More than 50 Concordians preparing for largest annual academic gathering in Canada

“This is the first time Concordia has hosted Congress, and we couldn’t be more excited.”

Congress Manager, Marie-Josée Allard has a big job on her hands, but you might never guess it. Coordinating the three most significant constituencies connected to Congress 2010 – the Canadian Federation of the Humanities and Social Sciences, the scholarly societies, and everything and everyone Concordia-related – is no small feat.

But she’s handling it well. No doubt in part due to the support from the myriad of Concordians helping to make 2010 Congress of the Humanities and the Social Sciences the biggest and best event in our history.

Currently, over 50 full- and part-time Concordians are hard at work on Congress preparation – all with duties they’ve accepted above and beyond their day-to-day jobs. The largest portion comprises members of numerous different levels of faculty, staff and administration serving on eight committees (steering, academic, logistical, communication, scholarship, request systems, space administration, and signage). In order to assure optimum coordination between the various committees, some members serve on multiple committees.

“It’s extremely important to make sure everything is linked and moving in the right direction,” she says. “[Congress] is great for so many reasons, but especially because it’s a wonderful opportunity for so many different branches of the university to get to know each other and work together. We’re very lucky we have the team we have.”

Being held here May 28 to June 4, Congress is the largest annual academic gathering in Canada. Concordia will be welcoming nearly 9 000 delegates from more than 70 universities and 70 scholarly societies from Canada and around the world to exchange knowledge and share their research under the theme, Connected Understanding/le savoir branché.

There is also a rapidly growing number of Concordians who will be presenting their research, and many who will be helping organize hundreds of scholarly societies’ meetings. As well, there are many involved in planning extra events and activities, such as Café congrès and special exhibitions in the FOFA gallery. As the planning solidifies, Allard expects participants to increase significantly.

Every one of the committee members has been working feverishly over the past year to ensure the conference will be one to remember. Until now, much of the preparation has been conceptualizing the conference (Concordia representatives were invited to Congress 2009 at Carleton University in May to share planning information), and to developing an action plan and budget.

“But now we have nine months ahead of us, and it’s the time to roll up our sleeves and make this happen,” she says.
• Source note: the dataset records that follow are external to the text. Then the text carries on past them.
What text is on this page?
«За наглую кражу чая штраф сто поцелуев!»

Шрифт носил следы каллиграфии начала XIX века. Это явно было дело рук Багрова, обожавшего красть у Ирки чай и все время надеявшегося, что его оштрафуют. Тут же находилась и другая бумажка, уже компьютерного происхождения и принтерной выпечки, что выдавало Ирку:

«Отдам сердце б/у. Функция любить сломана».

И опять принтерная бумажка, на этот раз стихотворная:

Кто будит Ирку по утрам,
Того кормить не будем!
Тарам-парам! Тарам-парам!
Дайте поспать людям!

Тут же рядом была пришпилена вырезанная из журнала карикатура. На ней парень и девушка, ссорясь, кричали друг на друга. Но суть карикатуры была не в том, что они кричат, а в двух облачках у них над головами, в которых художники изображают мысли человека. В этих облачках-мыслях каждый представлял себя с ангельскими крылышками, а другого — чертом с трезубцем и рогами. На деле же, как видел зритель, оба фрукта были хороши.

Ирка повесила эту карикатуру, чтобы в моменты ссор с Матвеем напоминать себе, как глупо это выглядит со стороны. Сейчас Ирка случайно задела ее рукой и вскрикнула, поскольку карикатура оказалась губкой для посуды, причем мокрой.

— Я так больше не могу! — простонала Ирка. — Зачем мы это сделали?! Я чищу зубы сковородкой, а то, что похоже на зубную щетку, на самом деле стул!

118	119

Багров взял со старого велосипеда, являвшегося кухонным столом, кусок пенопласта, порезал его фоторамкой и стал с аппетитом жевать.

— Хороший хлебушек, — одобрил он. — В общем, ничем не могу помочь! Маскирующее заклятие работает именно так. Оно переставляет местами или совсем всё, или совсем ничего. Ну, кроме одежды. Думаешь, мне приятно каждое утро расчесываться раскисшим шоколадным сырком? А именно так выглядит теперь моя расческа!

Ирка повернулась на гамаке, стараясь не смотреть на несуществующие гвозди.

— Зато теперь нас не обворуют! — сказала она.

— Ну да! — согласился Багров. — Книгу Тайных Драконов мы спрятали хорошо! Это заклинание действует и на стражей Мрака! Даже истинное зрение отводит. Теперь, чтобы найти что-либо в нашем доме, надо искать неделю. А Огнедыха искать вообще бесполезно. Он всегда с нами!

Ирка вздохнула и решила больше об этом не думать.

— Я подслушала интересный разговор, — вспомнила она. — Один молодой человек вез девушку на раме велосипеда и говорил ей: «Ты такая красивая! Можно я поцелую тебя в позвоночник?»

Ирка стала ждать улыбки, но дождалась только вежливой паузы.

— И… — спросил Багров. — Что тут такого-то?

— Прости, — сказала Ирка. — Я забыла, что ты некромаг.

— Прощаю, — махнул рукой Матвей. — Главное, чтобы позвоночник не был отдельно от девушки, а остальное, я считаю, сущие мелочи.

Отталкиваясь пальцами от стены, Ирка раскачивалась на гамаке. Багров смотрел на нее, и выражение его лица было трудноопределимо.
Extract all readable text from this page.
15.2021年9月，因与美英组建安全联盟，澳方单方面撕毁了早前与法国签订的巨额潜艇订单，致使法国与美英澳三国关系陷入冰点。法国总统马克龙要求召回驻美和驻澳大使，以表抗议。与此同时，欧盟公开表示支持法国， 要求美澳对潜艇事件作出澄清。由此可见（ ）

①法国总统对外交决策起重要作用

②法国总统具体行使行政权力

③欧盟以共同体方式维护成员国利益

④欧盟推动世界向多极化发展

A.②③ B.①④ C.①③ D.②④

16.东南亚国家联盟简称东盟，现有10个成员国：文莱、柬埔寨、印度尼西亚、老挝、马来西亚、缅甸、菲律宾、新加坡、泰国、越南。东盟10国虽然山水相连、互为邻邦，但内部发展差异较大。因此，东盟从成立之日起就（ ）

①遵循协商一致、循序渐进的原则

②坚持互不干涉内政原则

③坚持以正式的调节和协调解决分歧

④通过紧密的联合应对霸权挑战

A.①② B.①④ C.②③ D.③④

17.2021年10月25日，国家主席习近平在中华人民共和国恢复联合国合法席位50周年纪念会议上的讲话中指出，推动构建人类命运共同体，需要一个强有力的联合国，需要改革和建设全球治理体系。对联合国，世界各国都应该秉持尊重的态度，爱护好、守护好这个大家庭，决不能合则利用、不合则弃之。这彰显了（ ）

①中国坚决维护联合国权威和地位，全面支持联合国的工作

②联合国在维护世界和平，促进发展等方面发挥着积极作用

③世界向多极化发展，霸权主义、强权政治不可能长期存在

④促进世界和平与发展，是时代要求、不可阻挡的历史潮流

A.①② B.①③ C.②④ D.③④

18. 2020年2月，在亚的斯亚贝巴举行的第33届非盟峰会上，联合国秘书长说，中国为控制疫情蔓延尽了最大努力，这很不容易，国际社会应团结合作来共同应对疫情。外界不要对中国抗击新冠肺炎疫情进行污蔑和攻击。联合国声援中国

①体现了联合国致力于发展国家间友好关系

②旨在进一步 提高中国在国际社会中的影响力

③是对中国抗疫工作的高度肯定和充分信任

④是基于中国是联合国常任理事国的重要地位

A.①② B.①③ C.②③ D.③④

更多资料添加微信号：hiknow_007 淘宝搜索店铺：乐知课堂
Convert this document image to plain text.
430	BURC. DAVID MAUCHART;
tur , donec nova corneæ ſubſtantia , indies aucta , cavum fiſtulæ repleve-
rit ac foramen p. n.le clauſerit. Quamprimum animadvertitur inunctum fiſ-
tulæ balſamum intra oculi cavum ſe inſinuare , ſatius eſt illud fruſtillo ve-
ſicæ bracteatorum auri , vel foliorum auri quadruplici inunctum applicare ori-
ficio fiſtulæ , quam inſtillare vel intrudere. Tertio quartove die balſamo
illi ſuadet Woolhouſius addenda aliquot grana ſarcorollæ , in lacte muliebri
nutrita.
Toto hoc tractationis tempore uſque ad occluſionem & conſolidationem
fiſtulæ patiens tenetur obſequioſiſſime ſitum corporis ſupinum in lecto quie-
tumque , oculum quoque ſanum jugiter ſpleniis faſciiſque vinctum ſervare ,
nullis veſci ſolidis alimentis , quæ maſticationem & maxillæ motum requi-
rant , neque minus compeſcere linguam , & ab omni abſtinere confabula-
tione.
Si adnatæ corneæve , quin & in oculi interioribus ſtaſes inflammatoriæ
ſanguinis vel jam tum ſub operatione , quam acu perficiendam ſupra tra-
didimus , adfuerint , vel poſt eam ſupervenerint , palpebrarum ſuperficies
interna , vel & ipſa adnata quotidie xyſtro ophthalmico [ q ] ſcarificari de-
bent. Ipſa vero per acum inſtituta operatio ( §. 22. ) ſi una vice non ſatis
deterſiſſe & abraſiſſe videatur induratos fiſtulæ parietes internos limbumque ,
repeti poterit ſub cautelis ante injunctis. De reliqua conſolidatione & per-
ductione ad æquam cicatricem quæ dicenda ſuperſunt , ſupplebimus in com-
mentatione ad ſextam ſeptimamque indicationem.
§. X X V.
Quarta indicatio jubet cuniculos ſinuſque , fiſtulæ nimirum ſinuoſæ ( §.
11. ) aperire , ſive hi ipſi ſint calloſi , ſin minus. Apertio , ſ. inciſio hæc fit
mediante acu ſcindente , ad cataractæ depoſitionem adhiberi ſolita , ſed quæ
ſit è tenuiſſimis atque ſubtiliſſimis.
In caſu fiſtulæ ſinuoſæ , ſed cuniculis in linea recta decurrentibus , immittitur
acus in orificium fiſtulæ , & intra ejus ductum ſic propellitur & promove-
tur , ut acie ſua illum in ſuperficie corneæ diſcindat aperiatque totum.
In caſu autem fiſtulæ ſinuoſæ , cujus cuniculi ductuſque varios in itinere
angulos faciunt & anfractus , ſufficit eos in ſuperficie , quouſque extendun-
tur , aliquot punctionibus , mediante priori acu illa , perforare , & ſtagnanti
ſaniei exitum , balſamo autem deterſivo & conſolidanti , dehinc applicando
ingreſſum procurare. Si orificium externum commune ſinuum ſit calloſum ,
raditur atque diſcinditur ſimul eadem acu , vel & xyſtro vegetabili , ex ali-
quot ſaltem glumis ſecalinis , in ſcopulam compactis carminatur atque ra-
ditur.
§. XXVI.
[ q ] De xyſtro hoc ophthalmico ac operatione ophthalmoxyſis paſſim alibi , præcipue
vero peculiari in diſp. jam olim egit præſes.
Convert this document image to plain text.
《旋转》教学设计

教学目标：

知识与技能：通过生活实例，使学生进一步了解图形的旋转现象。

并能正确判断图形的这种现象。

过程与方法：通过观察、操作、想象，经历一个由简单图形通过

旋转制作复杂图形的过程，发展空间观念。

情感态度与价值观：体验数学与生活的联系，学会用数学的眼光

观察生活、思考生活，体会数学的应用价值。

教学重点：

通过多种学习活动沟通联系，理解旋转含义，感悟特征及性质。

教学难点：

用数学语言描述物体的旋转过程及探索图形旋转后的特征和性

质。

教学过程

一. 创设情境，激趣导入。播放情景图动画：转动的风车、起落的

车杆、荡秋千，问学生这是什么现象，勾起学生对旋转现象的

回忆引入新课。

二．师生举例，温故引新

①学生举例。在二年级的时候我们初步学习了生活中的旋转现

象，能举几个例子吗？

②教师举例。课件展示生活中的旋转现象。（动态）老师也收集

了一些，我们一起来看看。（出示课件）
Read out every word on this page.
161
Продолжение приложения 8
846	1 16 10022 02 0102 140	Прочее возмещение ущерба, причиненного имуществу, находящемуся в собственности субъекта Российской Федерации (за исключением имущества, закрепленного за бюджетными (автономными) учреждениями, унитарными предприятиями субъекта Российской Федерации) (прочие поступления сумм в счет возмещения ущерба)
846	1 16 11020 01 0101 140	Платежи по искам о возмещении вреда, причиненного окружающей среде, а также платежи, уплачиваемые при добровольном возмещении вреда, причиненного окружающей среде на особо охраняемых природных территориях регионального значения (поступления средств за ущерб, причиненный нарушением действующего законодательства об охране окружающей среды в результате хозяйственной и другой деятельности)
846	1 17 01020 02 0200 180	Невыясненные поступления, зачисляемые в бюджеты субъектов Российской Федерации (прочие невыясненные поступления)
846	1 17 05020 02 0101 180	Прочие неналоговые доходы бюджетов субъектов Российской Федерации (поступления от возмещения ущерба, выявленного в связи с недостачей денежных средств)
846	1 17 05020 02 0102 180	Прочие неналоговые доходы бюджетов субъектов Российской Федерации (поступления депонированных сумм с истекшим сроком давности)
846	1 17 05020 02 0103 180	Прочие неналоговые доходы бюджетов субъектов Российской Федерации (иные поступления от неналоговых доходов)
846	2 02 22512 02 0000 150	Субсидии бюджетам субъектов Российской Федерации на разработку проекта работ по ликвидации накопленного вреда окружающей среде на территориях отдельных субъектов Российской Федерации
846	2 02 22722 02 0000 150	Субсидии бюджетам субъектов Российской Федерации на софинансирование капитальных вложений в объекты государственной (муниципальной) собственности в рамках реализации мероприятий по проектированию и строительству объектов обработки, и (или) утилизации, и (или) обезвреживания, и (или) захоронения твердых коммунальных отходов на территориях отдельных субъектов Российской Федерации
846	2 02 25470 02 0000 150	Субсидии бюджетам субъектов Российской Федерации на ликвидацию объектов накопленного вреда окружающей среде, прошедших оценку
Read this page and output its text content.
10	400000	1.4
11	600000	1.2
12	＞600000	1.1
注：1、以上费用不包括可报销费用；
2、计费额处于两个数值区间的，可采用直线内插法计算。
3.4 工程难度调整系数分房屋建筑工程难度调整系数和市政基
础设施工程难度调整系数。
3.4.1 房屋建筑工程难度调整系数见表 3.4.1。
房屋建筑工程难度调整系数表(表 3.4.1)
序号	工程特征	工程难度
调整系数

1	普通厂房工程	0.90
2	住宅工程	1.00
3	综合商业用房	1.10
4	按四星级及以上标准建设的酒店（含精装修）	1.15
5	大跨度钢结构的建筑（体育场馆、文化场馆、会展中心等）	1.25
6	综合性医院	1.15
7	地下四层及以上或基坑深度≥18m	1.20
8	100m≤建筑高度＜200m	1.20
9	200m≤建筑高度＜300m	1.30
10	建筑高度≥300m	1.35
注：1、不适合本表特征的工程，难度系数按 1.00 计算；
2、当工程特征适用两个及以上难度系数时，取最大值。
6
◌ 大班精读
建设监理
On Sept. 24, Concordia’s logistical team and the Federation will meet 100 organizers from scholarly associations presenting at Congress. They will begin planning with an explanation of the IITS-developed request system, the theme, the various deadlines and other logistical concerns.

During each of the eight days of Congress, Allard estimates 160 rooms in numerous SGW buildings will be used — not including foyers and other spaces used for receptions and other events.

Allard estimates the number of people needed to help facilitate the everyday functions of the event to be around 200. She is encouraging anyone keen on becoming involved to contact Jordan Jenkins, who recently joined the team as Congress Assistant, for volunteer information.

An interactive Concordia-focused Congress website is expected this fall.